Luis Nunes Amaral's world of networks
Physicist Luis Nunes Amaral thinks nothing of jumping the fence from his own field to work in others—biology, engineering, and computer science, to name a few.
“Throughout my career, people have told me to focus,” he says, adding, “Recently, though, they have stopped.”
The critics may have backed off because Amaral, professor of chemical and biological engineering at Northwestern University, associate professor of medicine at NU’s Feinberg School of Medicine, and an AAAS fellow, is clearly doing something right. In 2012, he was one of 50 researchers the Howard Hughes Medical Institute, based in Chevy Chase, Maryland, chosen for an Early Career Scientist award that included a research budget of $1.5 million. That honor came on the heels of a 2006 $1 million W. M. Keck Foundation grant.
Amaral says he was lucky to have received those honors, that they saved his lab and gave him money for research he might never have received from other sources, given his “good but weird” resume. Still, his work is as arresting as it is varied.
Amaral’s lab at NU, in Evanston, Illinois, has recently investigated the possibility that an optimal level of stress exists for humans; the role airport hubs might have played in the spread of the SARS virus in 2003; and whether women in science, technology, engineering, and mathematics at research universities might not publish as often as men—a common criticism of women in academia—because their labs don’t receive the same level of support from their institutions in the first place as their male counterparts’, a shortfall that is bound to make publishing more difficult.
Two keys to Amaral’s wide-ranging work are computers, and the relatively new study of complex networks, systems with a large number of components that interact in ways that are not always obvious. Transportation systems, food webs, Facebook, and genomes can all be reduced to component parts—to individual genes, friends, consumers, or airports—and the activity that transpires among them. All are complex systems, all organize themselves without direction from a central authority, and they share some basic common architecture.
“Thinking of the world in terms of networks has become a keystone idea for many scientists,” Amaral says. “The idea is [networks] are mathematical objects” that can offer insights with wide applications—wherever “complex networks of interactions are present,” that is.
While he is interested in a great many things, “I’m always thinking about concrete systems for which I can find some data,” says Amaral. It’s why he chose hard science over any of the softer fields that appealed to him as well. “It’s good to have some more objective way of supporting your point of view than just [being the person] who can talk longer or louder.”
In the recent past, experimental techniques for any scientific field tended to be highly specialized. Now, though, “computers have made a revolutionary change in how we do science. If you are using paper and pencil, then you need incredibly deep knowledge of [the specific mathematical techniques required by your subject area]... but computers let you use the same techniques in many different contexts. You can develop models and test them without being forced to specialize.”
A researcher might want to collaborate with someone who has that deep knowledge, though. “If we work together, maybe we can do something that will push the field in new directions,” Amaral says.
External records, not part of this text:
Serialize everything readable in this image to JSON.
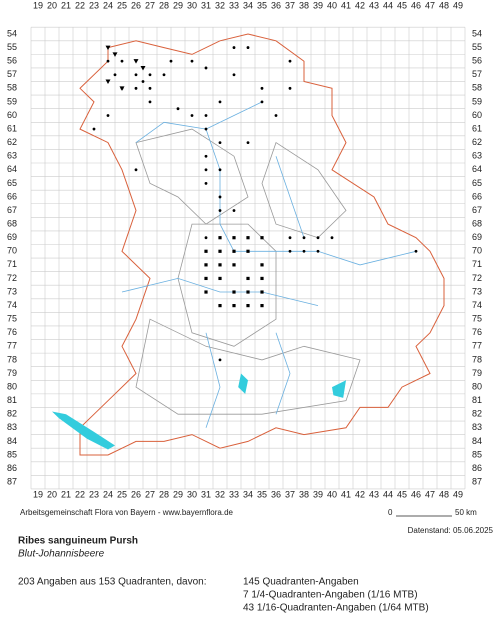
{
  "map": {
    "x_labels": [
      19,
      20,
      21,
      22,
      23,
      24,
      25,
      26,
      27,
      28,
      29,
      30,
      31,
      32,
      33,
      34,
      35,
      36,
      37,
      38,
      39,
      40,
      41,
      42,
      43,
      44,
      45,
      46,
      47,
      48,
      49
    ],
    "y_labels": [
      54,
      55,
      56,
      57,
      58,
      59,
      60,
      61,
      62,
      63,
      64,
      65,
      66,
      67,
      68,
      69,
      70,
      71,
      72,
      73,
      74,
      75,
      76,
      77,
      78,
      79,
      80,
      81,
      82,
      83,
      84,
      85,
      86,
      87
    ],
    "scale": {
      "start": "0",
      "end": "50 km"
    },
    "credit": "Arbeitsgemeinschaft Flora von Bayern - www.bayernflora.de",
    "date": "Datenstand: 05.06.2025"
  },
  "species": {
    "name": "Ribes sanguineum Pursh",
    "common": "Blut-Johannisbeere"
  },
  "summary": {
    "total": "203 Angaben aus 153 Quadranten, davon:",
    "lines": [
      "145 Quadranten-Angaben",
      "7 1/4-Quadranten-Angaben (1/16 MTB)",
      "43 1/16-Quadranten-Angaben (1/64 MTB)"
    ]
  }
}
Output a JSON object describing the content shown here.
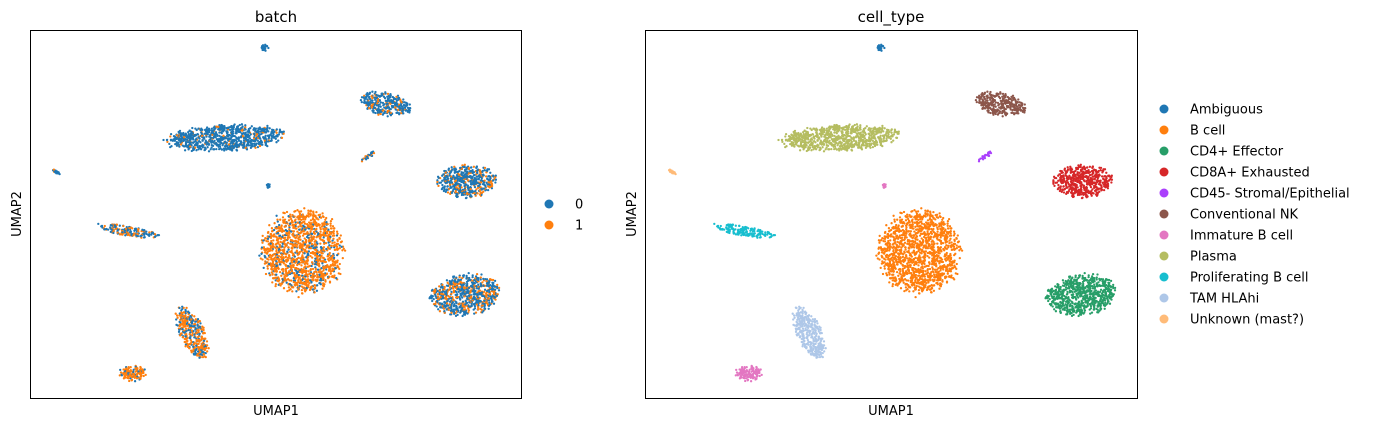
{
  "chart_data": [
    {
      "type": "scatter",
      "title": "batch",
      "xlabel": "UMAP1",
      "ylabel": "UMAP2",
      "ticks": "none",
      "legend_position": "right",
      "series": [
        {
          "name": "0",
          "color": "#1f77b4"
        },
        {
          "name": "1",
          "color": "#ff7f0e"
        }
      ],
      "clusters": [
        {
          "center": [
            265,
            48
          ],
          "spread": [
            4,
            4
          ],
          "angle": -40,
          "mix": [
            0.95,
            0.05
          ]
        },
        {
          "center": [
            385,
            104
          ],
          "spread": [
            26,
            11
          ],
          "angle": 12,
          "mix": [
            0.8,
            0.2
          ]
        },
        {
          "center": [
            225,
            138
          ],
          "spread": [
            58,
            13
          ],
          "angle": -3,
          "mix": [
            0.88,
            0.12
          ]
        },
        {
          "center": [
            369,
            156
          ],
          "spread": [
            11,
            2
          ],
          "angle": -33,
          "mix": [
            0.6,
            0.4
          ]
        },
        {
          "center": [
            56,
            172
          ],
          "spread": [
            5,
            1.5
          ],
          "angle": 35,
          "mix": [
            0.8,
            0.2
          ]
        },
        {
          "center": [
            268,
            186
          ],
          "spread": [
            2,
            2
          ],
          "angle": 0,
          "mix": [
            1,
            0
          ]
        },
        {
          "center": [
            467,
            181
          ],
          "spread": [
            29,
            16
          ],
          "angle": 0,
          "mix": [
            0.78,
            0.22
          ]
        },
        {
          "center": [
            128,
            231
          ],
          "spread": [
            30,
            5
          ],
          "angle": 10,
          "mix": [
            0.55,
            0.45
          ]
        },
        {
          "center": [
            302,
            252
          ],
          "spread": [
            40,
            42
          ],
          "angle": 0,
          "mix": [
            0.22,
            0.78
          ]
        },
        {
          "center": [
            465,
            295
          ],
          "spread": [
            34,
            20
          ],
          "angle": -10,
          "mix": [
            0.68,
            0.32
          ]
        },
        {
          "center": [
            192,
            333
          ],
          "spread": [
            12,
            27
          ],
          "angle": -25,
          "mix": [
            0.38,
            0.62
          ]
        },
        {
          "center": [
            132,
            373
          ],
          "spread": [
            14,
            8
          ],
          "angle": 0,
          "mix": [
            0.25,
            0.75
          ]
        }
      ]
    },
    {
      "type": "scatter",
      "title": "cell_type",
      "xlabel": "UMAP1",
      "ylabel": "UMAP2",
      "ticks": "none",
      "legend_position": "right",
      "series": [
        {
          "name": "Ambiguous",
          "color": "#1f77b4"
        },
        {
          "name": "B cell",
          "color": "#ff7f0e"
        },
        {
          "name": "CD4+ Effector",
          "color": "#279e68"
        },
        {
          "name": "CD8A+ Exhausted",
          "color": "#d62728"
        },
        {
          "name": "CD45- Stromal/Epithelial",
          "color": "#aa40fc"
        },
        {
          "name": "Conventional NK",
          "color": "#8c564b"
        },
        {
          "name": "Immature B cell",
          "color": "#e377c2"
        },
        {
          "name": "Plasma",
          "color": "#b5bd61"
        },
        {
          "name": "Proliferating B cell",
          "color": "#17becf"
        },
        {
          "name": "TAM HLAhi",
          "color": "#aec7e8"
        },
        {
          "name": "Unknown (mast?)",
          "color": "#ffbb78"
        }
      ]
    }
  ]
}
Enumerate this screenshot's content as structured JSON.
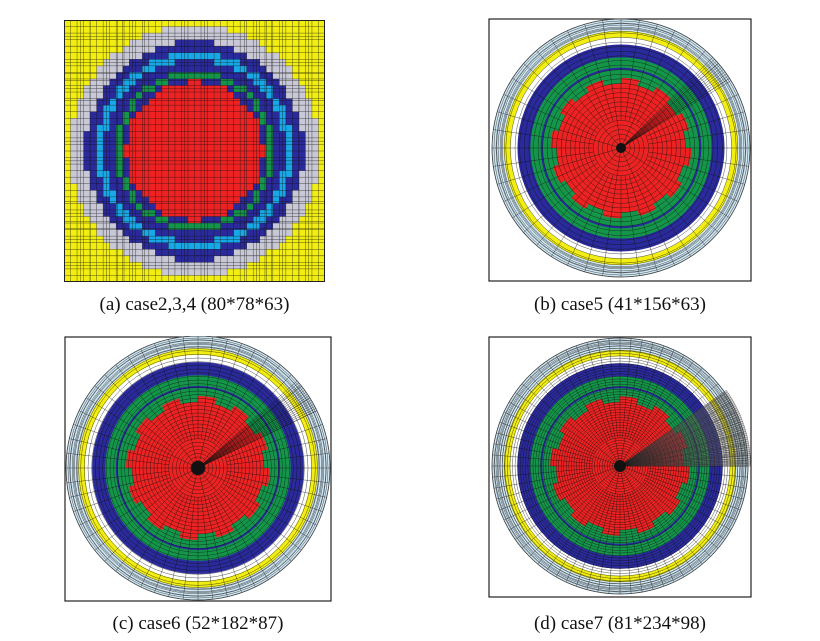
{
  "colors": {
    "red": "#ee2222",
    "green": "#14964a",
    "navy": "#2a2a9c",
    "cyan": "#19a8e6",
    "light_blue": "#cfe6f3",
    "gray": "#c8c8d6",
    "yellow": "#f2ee12",
    "mesh": "#101010"
  },
  "panels": [
    {
      "id": "a",
      "caption": "(a) case2,3,4 (80*78*63)",
      "mesh": "cartesian"
    },
    {
      "id": "b",
      "caption": "(b) case5 (41*156*63)",
      "mesh": "cylindrical"
    },
    {
      "id": "c",
      "caption": "(c) case6 (52*182*87)",
      "mesh": "cylindrical"
    },
    {
      "id": "d",
      "caption": "(d) case7 (81*234*98)",
      "mesh": "cylindrical-refined"
    }
  ]
}
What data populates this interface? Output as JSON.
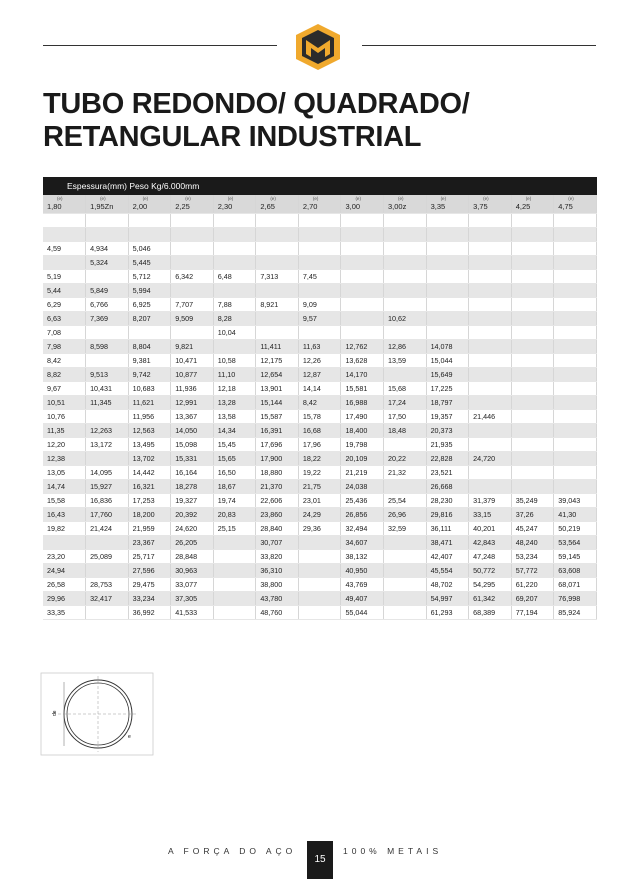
{
  "header": {
    "title_line1": "TUBO REDONDO/ QUADRADO/",
    "title_line2": "RETANGULAR INDUSTRIAL"
  },
  "table": {
    "caption": "Espessura(mm) Peso Kg/6.000mm",
    "unit_label": "(e)",
    "columns": [
      "1,80",
      "1,95Zn",
      "2,00",
      "2,25",
      "2,30",
      "2,65",
      "2,70",
      "3,00",
      "3,00z",
      "3,35",
      "3,75",
      "4,25",
      "4,75"
    ],
    "rows": [
      [
        null,
        null,
        null,
        null,
        null,
        null,
        null,
        null,
        null,
        null,
        null,
        null,
        null
      ],
      [
        null,
        null,
        null,
        null,
        null,
        null,
        null,
        null,
        null,
        null,
        null,
        null,
        null
      ],
      [
        "4,59",
        "4,934",
        "5,046",
        null,
        null,
        null,
        null,
        null,
        null,
        null,
        null,
        null,
        null
      ],
      [
        null,
        "5,324",
        "5,445",
        null,
        null,
        null,
        null,
        null,
        null,
        null,
        null,
        null,
        null
      ],
      [
        "5,19",
        null,
        "5,712",
        "6,342",
        "6,48",
        "7,313",
        "7,45",
        null,
        null,
        null,
        null,
        null,
        null
      ],
      [
        "5,44",
        "5,849",
        "5,994",
        null,
        null,
        null,
        null,
        null,
        null,
        null,
        null,
        null,
        null
      ],
      [
        "6,29",
        "6,766",
        "6,925",
        "7,707",
        "7,88",
        "8,921",
        "9,09",
        null,
        null,
        null,
        null,
        null,
        null
      ],
      [
        "6,63",
        "7,369",
        "8,207",
        "9,509",
        "8,28",
        null,
        "9,57",
        null,
        "10,62",
        null,
        null,
        null,
        null
      ],
      [
        "7,08",
        null,
        null,
        null,
        "10,04",
        null,
        null,
        null,
        null,
        null,
        null,
        null,
        null
      ],
      [
        "7,98",
        "8,598",
        "8,804",
        "9,821",
        null,
        "11,411",
        "11,63",
        "12,762",
        "12,86",
        "14,078",
        null,
        null,
        null
      ],
      [
        "8,42",
        null,
        "9,381",
        "10,471",
        "10,58",
        "12,175",
        "12,26",
        "13,628",
        "13,59",
        "15,044",
        null,
        null,
        null
      ],
      [
        "8,82",
        "9,513",
        "9,742",
        "10,877",
        "11,10",
        "12,654",
        "12,87",
        "14,170",
        null,
        "15,649",
        null,
        null,
        null
      ],
      [
        "9,67",
        "10,431",
        "10,683",
        "11,936",
        "12,18",
        "13,901",
        "14,14",
        "15,581",
        "15,68",
        "17,225",
        null,
        null,
        null
      ],
      [
        "10,51",
        "11,345",
        "11,621",
        "12,991",
        "13,28",
        "15,144",
        "8,42",
        "16,988",
        "17,24",
        "18,797",
        null,
        null,
        null
      ],
      [
        "10,76",
        null,
        "11,956",
        "13,367",
        "13,58",
        "15,587",
        "15,78",
        "17,490",
        "17,50",
        "19,357",
        "21,446",
        null,
        null
      ],
      [
        "11,35",
        "12,263",
        "12,563",
        "14,050",
        "14,34",
        "16,391",
        "16,68",
        "18,400",
        "18,48",
        "20,373",
        null,
        null,
        null
      ],
      [
        "12,20",
        "13,172",
        "13,495",
        "15,098",
        "15,45",
        "17,696",
        "17,96",
        "19,798",
        null,
        "21,935",
        null,
        null,
        null
      ],
      [
        "12,38",
        null,
        "13,702",
        "15,331",
        "15,65",
        "17,900",
        "18,22",
        "20,109",
        "20,22",
        "22,828",
        "24,720",
        null,
        null
      ],
      [
        "13,05",
        "14,095",
        "14,442",
        "16,164",
        "16,50",
        "18,880",
        "19,22",
        "21,219",
        "21,32",
        "23,521",
        null,
        null,
        null
      ],
      [
        "14,74",
        "15,927",
        "16,321",
        "18,278",
        "18,67",
        "21,370",
        "21,75",
        "24,038",
        null,
        "26,668",
        null,
        null,
        null
      ],
      [
        "15,58",
        "16,836",
        "17,253",
        "19,327",
        "19,74",
        "22,606",
        "23,01",
        "25,436",
        "25,54",
        "28,230",
        "31,379",
        "35,249",
        "39,043"
      ],
      [
        "16,43",
        "17,760",
        "18,200",
        "20,392",
        "20,83",
        "23,860",
        "24,29",
        "26,856",
        "26,96",
        "29,816",
        "33,15",
        "37,26",
        "41,30"
      ],
      [
        "19,82",
        "21,424",
        "21,959",
        "24,620",
        "25,15",
        "28,840",
        "29,36",
        "32,494",
        "32,59",
        "36,111",
        "40,201",
        "45,247",
        "50,219"
      ],
      [
        null,
        null,
        "23,367",
        "26,205",
        null,
        "30,707",
        null,
        "34,607",
        null,
        "38,471",
        "42,843",
        "48,240",
        "53,564"
      ],
      [
        "23,20",
        "25,089",
        "25,717",
        "28,848",
        null,
        "33,820",
        null,
        "38,132",
        null,
        "42,407",
        "47,248",
        "53,234",
        "59,145"
      ],
      [
        "24,94",
        null,
        "27,596",
        "30,963",
        null,
        "36,310",
        null,
        "40,950",
        null,
        "45,554",
        "50,772",
        "57,772",
        "63,608"
      ],
      [
        "26,58",
        "28,753",
        "29,475",
        "33,077",
        null,
        "38,800",
        null,
        "43,769",
        null,
        "48,702",
        "54,295",
        "61,220",
        "68,071"
      ],
      [
        "29,96",
        "32,417",
        "33,234",
        "37,305",
        null,
        "43,780",
        null,
        "49,407",
        null,
        "54,997",
        "61,342",
        "69,207",
        "76,998"
      ],
      [
        "33,35",
        null,
        "36,992",
        "41,533",
        null,
        "48,760",
        null,
        "55,044",
        null,
        "61,293",
        "68,389",
        "77,194",
        "85,924"
      ]
    ]
  },
  "diagram": {
    "label_diameter": "de",
    "label_thickness": "e"
  },
  "footer": {
    "left": "A FORÇA DO AÇO",
    "page": "15",
    "right": "100% METAIS"
  }
}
A recent focus of Amaral’s work is no less than the commonalities of all living things at the cellular level. His lab's recent research indicates, for example, that only about 10% of the thousands of molecules in any organism’s cellular metabolism play a critical role in metabolic processes, connecting organism-specific molecules and reactions, and anchoring the metabolism. These “connector” molecules appear to occur in nearly all living organisms, and to perform identical functions across the board.
Amaral wants to create an online, interactive “atlas” of cellular metabolism that will pinpoint the positions of these commonly shared connector molecules in different organisms. He hopes this atlas will allow researchers to get down into biological systems in an unprecedented way, and perhaps to tinker with them as well.
This work can provide “enormous insight...into how metabolism is organized and what components are important,” Amaral writes.
The son of a factory worker in Lisbon, Portugal, growing up in the years when that country was beginning to brighten after decades of repressive government, Amaral found his way to science through a book about various professions a neighbor loaned him. “Scientist” sounded like the career for him, Amaral recalls, and he never wavered from that idea, even when school officials tried to steer him toward becoming an electrician instead.
As a boy, he loved Carl Sagan’s “Cosmos” television series. As a graduate student in Lisbon, he discovered James Gleick’s Chaos, a narrative-nonfiction account of the development of chaos theory. “I was like, ‘Wow! This is the coolest thing ever!’” Amaral recalls.
“I worked with some of the people mentioned in that book for my Ph.D.,” at Eugene Stanley’s lab at Boston University, “an amazing place where people were able to do collaborative research in many different areas,” Amaral says.
Collaboration has definitely been a theme in Amaral’s career, and he is presently the co-director of the Northwestern Institute on Complex Systems, co-administered by NU's Kellogg School of Management and the Robert R. McCormick School of Engineering and Applied Science. NICO is extending research on complex networks into social studies and business.
“It’s rare to have the degree of collaboration between the engineering school and the management school that we have here at Northwestern,” Amaral says.
NICO co-director Brian Uzzi, a Kellogg professor, says of Amaral, “In thinking about the different possibilities for attacking important problems, where most people will have one idea, he’ll have five ideas—and they’re all really good.”